Some say yes some say no, I say head space your new barrel with the extractor installed.
In all fairness I have only swapped two barrels, both with the bolts fully assembled and both turned out fine.
Good luck.

foxx
09-10-2016, 09:41 PM
You can headspace a Savage with the extractor and ejector installed. I do it all the time. No harm in removing them, though.

Be sure to set the headspace (or at least re check it) whenever you replace a bolt head or front baffle, as well.

J.Baker
09-10-2016, 11:36 PM
The key is to make sure the extractor snaps over the rim of the case when setting the headspace. Personally I'd leave the extractor out until the headspace was set just to simplify things, but that's me.

Mozella
09-11-2016, 04:25 AM
If it's out, leave it out until you're done with setting the head space.

Nor Cal Mikie
09-11-2016, 07:02 AM
I never bother to remove either the extractor OR the firing pin. The extractor snaps over the end of the case and the firing pin is below the surface of the bolt head so it's a non issue.
Only replaced maybe 10 or 12 (I've lost count) barrels so I'am no expert.

GaCop
09-11-2016, 07:16 AM
I too leave the extractor/ejector in place when head spacing a new build. I've done it this way for at least a dozen builds w/o problems.

FW Conch
09-11-2016, 07:53 AM
I have never removed either. And I switch barrels often.

RC20
09-11-2016, 02:22 PM
I never bother to remove either the extractor OR the firing pin. The extractor snaps over the end of the case and the firing pin is below the surface of the bolt head so it's a non issue.
Only replaced maybe 10 or 12 (I've lost count) barrels so I'am no expert.
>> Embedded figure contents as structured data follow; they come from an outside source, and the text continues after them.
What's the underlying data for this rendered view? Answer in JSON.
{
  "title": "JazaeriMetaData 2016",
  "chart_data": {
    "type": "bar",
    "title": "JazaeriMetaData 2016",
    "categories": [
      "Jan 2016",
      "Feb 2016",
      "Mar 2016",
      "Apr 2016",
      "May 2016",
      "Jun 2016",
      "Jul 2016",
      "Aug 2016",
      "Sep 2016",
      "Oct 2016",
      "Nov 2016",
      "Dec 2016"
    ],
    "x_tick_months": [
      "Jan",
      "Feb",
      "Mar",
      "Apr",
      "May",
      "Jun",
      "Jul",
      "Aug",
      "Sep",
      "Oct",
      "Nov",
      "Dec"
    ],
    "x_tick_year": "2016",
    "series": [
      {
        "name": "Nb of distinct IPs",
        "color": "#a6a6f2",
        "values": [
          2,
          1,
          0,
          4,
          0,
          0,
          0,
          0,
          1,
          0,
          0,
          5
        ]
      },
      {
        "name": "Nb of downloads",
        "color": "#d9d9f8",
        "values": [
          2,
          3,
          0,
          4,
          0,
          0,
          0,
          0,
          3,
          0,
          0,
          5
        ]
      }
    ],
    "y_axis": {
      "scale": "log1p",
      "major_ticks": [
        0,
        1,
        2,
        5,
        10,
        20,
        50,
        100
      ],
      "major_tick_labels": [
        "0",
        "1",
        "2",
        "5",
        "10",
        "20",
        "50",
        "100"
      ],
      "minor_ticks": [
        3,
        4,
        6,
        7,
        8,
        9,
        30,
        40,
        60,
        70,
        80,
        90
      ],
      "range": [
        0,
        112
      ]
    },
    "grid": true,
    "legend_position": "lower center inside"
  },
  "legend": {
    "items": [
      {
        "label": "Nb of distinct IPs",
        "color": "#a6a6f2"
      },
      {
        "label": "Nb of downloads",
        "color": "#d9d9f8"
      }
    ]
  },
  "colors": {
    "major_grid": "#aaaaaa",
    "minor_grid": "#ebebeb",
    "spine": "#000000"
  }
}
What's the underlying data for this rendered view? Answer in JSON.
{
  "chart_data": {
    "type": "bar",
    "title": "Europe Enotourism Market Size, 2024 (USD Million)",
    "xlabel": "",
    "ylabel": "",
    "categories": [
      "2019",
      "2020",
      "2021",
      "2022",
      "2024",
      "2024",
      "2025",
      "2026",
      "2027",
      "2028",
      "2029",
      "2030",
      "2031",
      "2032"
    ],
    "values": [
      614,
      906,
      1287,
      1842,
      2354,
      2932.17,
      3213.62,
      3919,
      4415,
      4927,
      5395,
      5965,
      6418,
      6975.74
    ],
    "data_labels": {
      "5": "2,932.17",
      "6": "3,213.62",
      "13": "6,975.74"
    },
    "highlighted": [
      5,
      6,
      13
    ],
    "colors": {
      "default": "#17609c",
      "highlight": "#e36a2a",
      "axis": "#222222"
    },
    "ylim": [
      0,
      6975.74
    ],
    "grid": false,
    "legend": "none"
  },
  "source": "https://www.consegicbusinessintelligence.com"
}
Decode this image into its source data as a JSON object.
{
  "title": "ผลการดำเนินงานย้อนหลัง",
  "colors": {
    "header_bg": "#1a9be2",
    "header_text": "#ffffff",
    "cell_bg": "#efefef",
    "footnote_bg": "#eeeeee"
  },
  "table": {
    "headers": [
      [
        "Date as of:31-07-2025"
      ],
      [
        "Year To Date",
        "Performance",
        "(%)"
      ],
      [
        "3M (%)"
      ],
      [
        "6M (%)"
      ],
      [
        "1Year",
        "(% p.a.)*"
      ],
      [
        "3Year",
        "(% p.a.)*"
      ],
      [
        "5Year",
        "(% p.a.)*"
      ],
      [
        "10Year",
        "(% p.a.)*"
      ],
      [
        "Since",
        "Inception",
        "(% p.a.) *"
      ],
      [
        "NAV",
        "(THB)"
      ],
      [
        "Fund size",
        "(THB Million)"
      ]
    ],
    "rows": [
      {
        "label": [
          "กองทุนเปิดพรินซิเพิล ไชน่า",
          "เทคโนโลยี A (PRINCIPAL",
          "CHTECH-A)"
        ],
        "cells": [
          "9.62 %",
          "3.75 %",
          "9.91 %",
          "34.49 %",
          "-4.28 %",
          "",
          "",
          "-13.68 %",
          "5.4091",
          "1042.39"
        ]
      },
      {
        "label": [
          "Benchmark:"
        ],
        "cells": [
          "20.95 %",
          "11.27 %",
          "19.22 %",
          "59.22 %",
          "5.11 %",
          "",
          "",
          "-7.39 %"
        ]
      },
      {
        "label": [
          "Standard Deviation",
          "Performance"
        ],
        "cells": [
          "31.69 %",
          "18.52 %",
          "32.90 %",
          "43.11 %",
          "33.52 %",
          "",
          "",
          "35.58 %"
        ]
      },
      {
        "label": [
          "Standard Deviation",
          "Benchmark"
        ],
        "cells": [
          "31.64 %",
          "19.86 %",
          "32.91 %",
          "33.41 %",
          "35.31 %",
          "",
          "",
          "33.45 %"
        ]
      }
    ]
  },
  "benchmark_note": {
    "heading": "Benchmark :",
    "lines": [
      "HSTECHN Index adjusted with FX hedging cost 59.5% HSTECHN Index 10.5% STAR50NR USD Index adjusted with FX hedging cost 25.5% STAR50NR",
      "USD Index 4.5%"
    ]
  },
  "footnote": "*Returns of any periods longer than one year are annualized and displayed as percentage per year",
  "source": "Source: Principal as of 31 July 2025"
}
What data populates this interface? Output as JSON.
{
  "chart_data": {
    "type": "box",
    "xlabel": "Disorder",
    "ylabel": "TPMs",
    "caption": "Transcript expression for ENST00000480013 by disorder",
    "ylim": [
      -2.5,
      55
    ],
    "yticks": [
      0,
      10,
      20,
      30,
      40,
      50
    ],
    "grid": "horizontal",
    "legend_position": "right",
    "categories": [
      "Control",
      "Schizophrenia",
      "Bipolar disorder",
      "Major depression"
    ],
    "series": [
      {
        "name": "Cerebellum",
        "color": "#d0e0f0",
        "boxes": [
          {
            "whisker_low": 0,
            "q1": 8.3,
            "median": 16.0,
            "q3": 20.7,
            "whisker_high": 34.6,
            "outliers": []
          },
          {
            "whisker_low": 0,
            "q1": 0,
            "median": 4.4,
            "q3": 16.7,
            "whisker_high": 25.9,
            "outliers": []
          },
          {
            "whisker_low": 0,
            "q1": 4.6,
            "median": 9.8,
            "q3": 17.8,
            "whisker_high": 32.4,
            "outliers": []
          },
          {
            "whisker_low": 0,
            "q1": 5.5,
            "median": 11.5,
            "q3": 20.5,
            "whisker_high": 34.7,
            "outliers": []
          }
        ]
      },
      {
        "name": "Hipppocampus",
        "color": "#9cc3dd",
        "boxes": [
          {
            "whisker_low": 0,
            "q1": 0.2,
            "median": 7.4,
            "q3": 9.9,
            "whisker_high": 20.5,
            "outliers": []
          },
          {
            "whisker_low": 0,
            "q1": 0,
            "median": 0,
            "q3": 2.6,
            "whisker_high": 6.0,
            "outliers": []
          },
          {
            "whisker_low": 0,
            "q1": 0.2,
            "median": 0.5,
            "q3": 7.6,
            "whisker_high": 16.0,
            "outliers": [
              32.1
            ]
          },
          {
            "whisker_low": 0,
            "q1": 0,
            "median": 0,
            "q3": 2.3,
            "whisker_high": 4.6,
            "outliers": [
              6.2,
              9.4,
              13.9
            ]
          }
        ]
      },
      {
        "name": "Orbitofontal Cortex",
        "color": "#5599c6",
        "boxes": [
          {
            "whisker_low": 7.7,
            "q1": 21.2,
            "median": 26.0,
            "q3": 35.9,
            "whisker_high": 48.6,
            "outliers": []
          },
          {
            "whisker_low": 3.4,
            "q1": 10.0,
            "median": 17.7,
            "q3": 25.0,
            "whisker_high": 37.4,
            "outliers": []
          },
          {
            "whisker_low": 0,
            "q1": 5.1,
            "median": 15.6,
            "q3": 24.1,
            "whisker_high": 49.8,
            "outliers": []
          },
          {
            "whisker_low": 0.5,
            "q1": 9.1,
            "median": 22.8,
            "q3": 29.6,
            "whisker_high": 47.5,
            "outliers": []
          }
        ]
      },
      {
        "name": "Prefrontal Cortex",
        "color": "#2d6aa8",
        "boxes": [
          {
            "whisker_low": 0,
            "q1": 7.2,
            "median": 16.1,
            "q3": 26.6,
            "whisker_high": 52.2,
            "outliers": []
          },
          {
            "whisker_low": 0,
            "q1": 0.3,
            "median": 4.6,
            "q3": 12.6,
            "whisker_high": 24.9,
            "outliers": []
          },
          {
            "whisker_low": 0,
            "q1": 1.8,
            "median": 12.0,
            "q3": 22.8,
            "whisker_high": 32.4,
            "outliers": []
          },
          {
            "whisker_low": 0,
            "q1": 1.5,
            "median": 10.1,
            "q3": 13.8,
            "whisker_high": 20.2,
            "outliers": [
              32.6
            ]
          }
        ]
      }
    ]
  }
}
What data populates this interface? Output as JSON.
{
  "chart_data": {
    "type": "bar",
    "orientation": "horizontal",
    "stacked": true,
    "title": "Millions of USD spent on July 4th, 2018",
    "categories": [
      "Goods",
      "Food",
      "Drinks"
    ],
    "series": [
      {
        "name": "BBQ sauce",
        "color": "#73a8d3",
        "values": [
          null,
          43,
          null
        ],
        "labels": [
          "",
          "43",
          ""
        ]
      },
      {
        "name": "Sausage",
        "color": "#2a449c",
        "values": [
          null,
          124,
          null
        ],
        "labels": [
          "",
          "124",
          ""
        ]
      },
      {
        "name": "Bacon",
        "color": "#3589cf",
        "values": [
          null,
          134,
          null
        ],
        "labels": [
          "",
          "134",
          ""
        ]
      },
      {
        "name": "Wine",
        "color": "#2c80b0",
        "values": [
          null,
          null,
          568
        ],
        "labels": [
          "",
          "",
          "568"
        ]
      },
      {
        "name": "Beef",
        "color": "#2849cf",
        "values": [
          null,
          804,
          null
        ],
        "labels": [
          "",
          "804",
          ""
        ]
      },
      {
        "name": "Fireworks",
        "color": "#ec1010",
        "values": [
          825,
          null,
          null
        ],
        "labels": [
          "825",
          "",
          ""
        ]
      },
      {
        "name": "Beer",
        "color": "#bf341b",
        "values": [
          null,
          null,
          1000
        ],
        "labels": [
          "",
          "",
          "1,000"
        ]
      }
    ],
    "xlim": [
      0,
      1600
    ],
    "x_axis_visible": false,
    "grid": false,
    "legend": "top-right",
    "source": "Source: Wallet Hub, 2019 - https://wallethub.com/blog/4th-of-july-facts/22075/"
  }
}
Like Nor Cal Mikie, I am no expert, I have moved them around maybe 4 or 5 times now. Did not remove firing pin or the extractor/ejector.

My take is whatever you are comfortable with. Some rifles like the Model of 1917 you can destroy a gauge if you don't take the firing pin out, but that is pretty unique to the Brits line of rifles (though made in US it was British design.


While its my own take, I have been shocked at how far out the headspace on the 1917s is, normal is to just about close on a field reject gauge. Phew. Those are hard to get.

nuttybarrels
09-13-2016, 03:55 AM
depends on what level of accuracy your trying to find, I don't use an ejector single shot I bump the shoulders to a nice snug fit trying to keep the case aligned, if your trying for better accuracy take out the ejector and fp head space. shoot some rounds, then take out the ejector and fp then bump your shoulders until your bolt just closes with a tiny bit of resistence

FW Conch
09-13-2016, 07:41 AM
Or just Fire Form and neck size.

Texas10
09-13-2016, 09:29 AM
If you're a novice like me, removing all those springs will make it a lot easier to feel the bolt resistance upon closing on a go gage. It's also an opportunity to make sure everything is clean and lightly oiled, or to change the extractor ball bearing to a 9/64, polish the firing pin, add a bolt lift kit, polish the cocking ramp, adjust pin protrusion, etc.

BTW: Thinking of making that swap myself, what bolt head p/n did you buy for the 6mm changeover?